The company is relatively unknown, a fact that does not hurt when one looks at the price-earnings multiple of only five times, compared to 15 times for the industry average, with less than 50% debt to equity in the background. Bear in mind that earnings have more than doubled for the most recent quarter, ahead of top-line revenues that jumped 30% on a year-on-year basis.
Morningstar (MORN) is one of the world’s most well-known brands for information on mutual funds, hedge funds, ETFs and more, but that’s not all: The company is also a provider of investment management services, a segment that accounts for about a quarter of the company’s revenues. With just under $3 billion in market capitalization, the company is much smaller in size than competitors such as Thomson Reuters (TRI) and has returns well ahead of the industry averages, with 5-year average returns on equity nearly 10 times the industry.

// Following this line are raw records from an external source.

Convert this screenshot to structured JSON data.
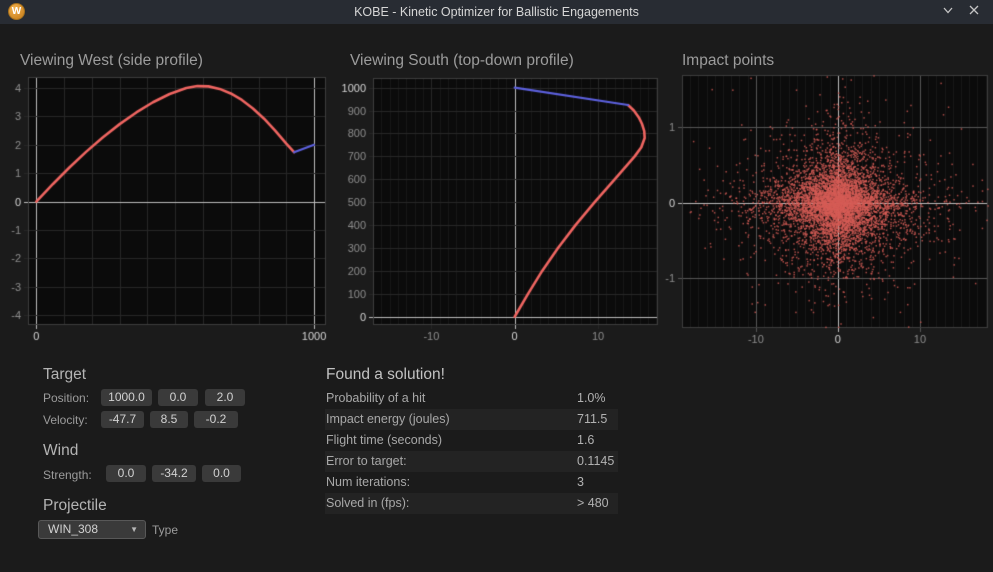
{
  "window": {
    "title": "KOBE - Kinetic Optimizer for Ballistic Engagements",
    "icon_letter": "W"
  },
  "colors": {
    "window_bg": "#1b1b1b",
    "titlebar_bg": "#282c33",
    "chart_bg": "#0b0b0b",
    "grid": "#272727",
    "grid_strong": "#565656",
    "grid_minor": "#181818",
    "axis_bright": "#bdbdbd",
    "frame": "#3e3e3e",
    "trajectory_red": "#ef6561",
    "target_blue": "#5c60dd",
    "scatter_red": "#d65d56",
    "accent_orange": "#d18a27"
  },
  "chart_data": [
    {
      "type": "line",
      "title": "Viewing West (side profile)",
      "xlim": [
        -30,
        1043
      ],
      "ylim": [
        -4.35,
        4.39
      ],
      "xticks": [
        {
          "v": 0,
          "label": "0",
          "bright_line": true,
          "bright_label": true
        },
        {
          "v": 100
        },
        {
          "v": 200
        },
        {
          "v": 300
        },
        {
          "v": 400
        },
        {
          "v": 500
        },
        {
          "v": 600
        },
        {
          "v": 700
        },
        {
          "v": 800
        },
        {
          "v": 900
        },
        {
          "v": 1000,
          "label": "1000",
          "bright_line": true,
          "bright_label": true
        }
      ],
      "yticks": [
        {
          "v": -4,
          "label": "-4"
        },
        {
          "v": -3,
          "label": "-3"
        },
        {
          "v": -2,
          "label": "-2"
        },
        {
          "v": -1,
          "label": "-1"
        },
        {
          "v": 0,
          "label": "0",
          "bright_line": true,
          "bright_label": true
        },
        {
          "v": 1,
          "label": "1"
        },
        {
          "v": 2,
          "label": "2"
        },
        {
          "v": 3,
          "label": "3"
        },
        {
          "v": 4,
          "label": "4"
        }
      ],
      "series": [
        {
          "name": "projectile-trajectory",
          "color": "#ef6561",
          "width": 2.6,
          "points": [
            [
              0,
              0
            ],
            [
              60,
              0.62
            ],
            [
              120,
              1.21
            ],
            [
              180,
              1.76
            ],
            [
              240,
              2.27
            ],
            [
              300,
              2.73
            ],
            [
              360,
              3.14
            ],
            [
              420,
              3.5
            ],
            [
              480,
              3.79
            ],
            [
              540,
              4.0
            ],
            [
              580,
              4.07
            ],
            [
              620,
              4.06
            ],
            [
              660,
              3.97
            ],
            [
              700,
              3.81
            ],
            [
              740,
              3.58
            ],
            [
              780,
              3.28
            ],
            [
              820,
              2.92
            ],
            [
              860,
              2.5
            ],
            [
              900,
              2.04
            ],
            [
              928,
              1.74
            ]
          ]
        },
        {
          "name": "target-path",
          "color": "#5c60dd",
          "width": 2.2,
          "points": [
            [
              928,
              1.74
            ],
            [
              1000,
              2.0
            ]
          ]
        }
      ]
    },
    {
      "type": "line",
      "title": "Viewing South (top-down profile)",
      "xlim": [
        -17.0,
        17.2
      ],
      "ylim": [
        -36,
        1042
      ],
      "minor_x_step": 1,
      "xticks": [
        {
          "v": -10,
          "label": "-10"
        },
        {
          "v": 0,
          "label": "0",
          "bright_line": true,
          "bright_label": true
        },
        {
          "v": 10,
          "label": "10"
        }
      ],
      "yticks": [
        {
          "v": 0,
          "label": "0",
          "bright_line": true,
          "bright_label": true
        },
        {
          "v": 100,
          "label": "100"
        },
        {
          "v": 200,
          "label": "200"
        },
        {
          "v": 300,
          "label": "300"
        },
        {
          "v": 400,
          "label": "400"
        },
        {
          "v": 500,
          "label": "500"
        },
        {
          "v": 600,
          "label": "600"
        },
        {
          "v": 700,
          "label": "700"
        },
        {
          "v": 800,
          "label": "800"
        },
        {
          "v": 900,
          "label": "900"
        },
        {
          "v": 1000,
          "label": "1000",
          "bright_label": true
        }
      ],
      "series": [
        {
          "name": "projectile-trajectory",
          "color": "#ef6561",
          "width": 2.6,
          "points": [
            [
              0,
              0
            ],
            [
              1.6,
              100
            ],
            [
              3.3,
              200
            ],
            [
              5.2,
              300
            ],
            [
              7.3,
              400
            ],
            [
              9.6,
              500
            ],
            [
              12.0,
              600
            ],
            [
              13.2,
              650
            ],
            [
              14.4,
              700
            ],
            [
              15.2,
              740
            ],
            [
              15.6,
              780
            ],
            [
              15.55,
              810
            ],
            [
              15.3,
              840
            ],
            [
              14.9,
              870
            ],
            [
              14.3,
              900
            ],
            [
              13.6,
              924
            ]
          ]
        },
        {
          "name": "target-path",
          "color": "#5c60dd",
          "width": 2.2,
          "points": [
            [
              0,
              1000
            ],
            [
              13.6,
              924
            ]
          ]
        }
      ]
    },
    {
      "type": "scatter",
      "title": "Impact points",
      "xlim": [
        -19.0,
        18.3
      ],
      "ylim": [
        -1.66,
        1.69
      ],
      "minor_x_step": 1,
      "xticks": [
        {
          "v": -10,
          "label": "-10",
          "strong": true
        },
        {
          "v": 0,
          "label": "0",
          "bright_line": true,
          "bright_label": true
        },
        {
          "v": 10,
          "label": "10",
          "strong": true
        }
      ],
      "yticks": [
        {
          "v": -1,
          "label": "-1",
          "strong": true
        },
        {
          "v": 0,
          "label": "0",
          "bright_line": true,
          "bright_label": true
        },
        {
          "v": 1,
          "label": "1",
          "strong": true
        }
      ],
      "scatter": {
        "description": "Monte Carlo impact dispersion centered on (0,0)",
        "center": [
          0,
          0
        ],
        "distribution": "laplace",
        "core": {
          "n": 6200,
          "scale_x": 3.0,
          "scale_y": 0.25
        },
        "spread": {
          "n": 420,
          "scale_x": 6.5,
          "scale_y": 0.5
        },
        "seed": 1337,
        "color": "#d65d56",
        "alpha": 0.8,
        "point_size": 1.5
      }
    }
  ],
  "controls": {
    "target": {
      "heading": "Target",
      "position": {
        "label": "Position:",
        "values": [
          "1000.0",
          "0.0",
          "2.0"
        ]
      },
      "velocity": {
        "label": "Velocity:",
        "values": [
          "-47.7",
          "8.5",
          "-0.2"
        ]
      }
    },
    "wind": {
      "heading": "Wind",
      "strength": {
        "label": "Strength:",
        "values": [
          "0.0",
          "-34.2",
          "0.0"
        ]
      }
    },
    "projectile": {
      "heading": "Projectile",
      "type_value": "WIN_308",
      "type_label": "Type",
      "dropdown_arrow": "▼"
    }
  },
  "solution": {
    "heading": "Found a solution!",
    "rows": [
      {
        "label": "Probability of a hit",
        "value": "1.0%"
      },
      {
        "label": "Impact energy (joules)",
        "value": "711.5"
      },
      {
        "label": "Flight time (seconds)",
        "value": "1.6"
      },
      {
        "label": "Error to target:",
        "value": "0.1145"
      },
      {
        "label": "Num iterations:",
        "value": "3"
      },
      {
        "label": "Solved in (fps):",
        "value": "> 480"
      }
    ]
  }
}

The stock is trading at $57.26, in a 52-week range of $39.85 - $64.00, and tends not to attract the highest trading volumes. The liquidity is solid with a 2.35 times current ratio, and basically no long-term debt. Against its peers, Morningstar has gained substantial market share and reputation in the corporate finance space. Although the forward price-earnings ratio is not as high as the trailing multiple, the stock should be an excellent long-term bet for the low-risk investor.
Fastenal Inc (FAST) is a retailer and wholesaler of construction materials such as fasteners, nuts, bolts, paint and a host of other materials required in construction work. Its stores are branded under the name Fastenal and are located in in-plant as well as retail locations. The company has sales across the world in North America as well as Singapore, China and Malaysia, in addition to European locations. The stock last traded at $33.59, with a 52-week range of $36.80 to $25.36.

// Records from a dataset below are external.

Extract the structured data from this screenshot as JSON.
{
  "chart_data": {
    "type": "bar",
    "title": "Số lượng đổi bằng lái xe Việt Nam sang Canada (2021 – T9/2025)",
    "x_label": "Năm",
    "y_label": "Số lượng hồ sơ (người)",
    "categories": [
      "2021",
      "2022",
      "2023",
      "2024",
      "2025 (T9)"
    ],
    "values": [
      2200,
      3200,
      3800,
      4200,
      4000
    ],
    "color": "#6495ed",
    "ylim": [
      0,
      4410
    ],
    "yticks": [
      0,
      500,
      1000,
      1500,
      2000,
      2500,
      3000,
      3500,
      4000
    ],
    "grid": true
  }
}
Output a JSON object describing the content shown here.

With no long-term debt, the company is in excellent shape, with over 5 times current ratio and industry exceeding gross, operation and net margins at 52%, 20% and 12% respectively. With excellent liquidity, the stock is somewhat expensive at 30 times its earnings, but the investor is looking at gaining the benefit of 22% and 35% increases in revenues and earnings, respectively, for the most recent quarter on a year-on-year basis.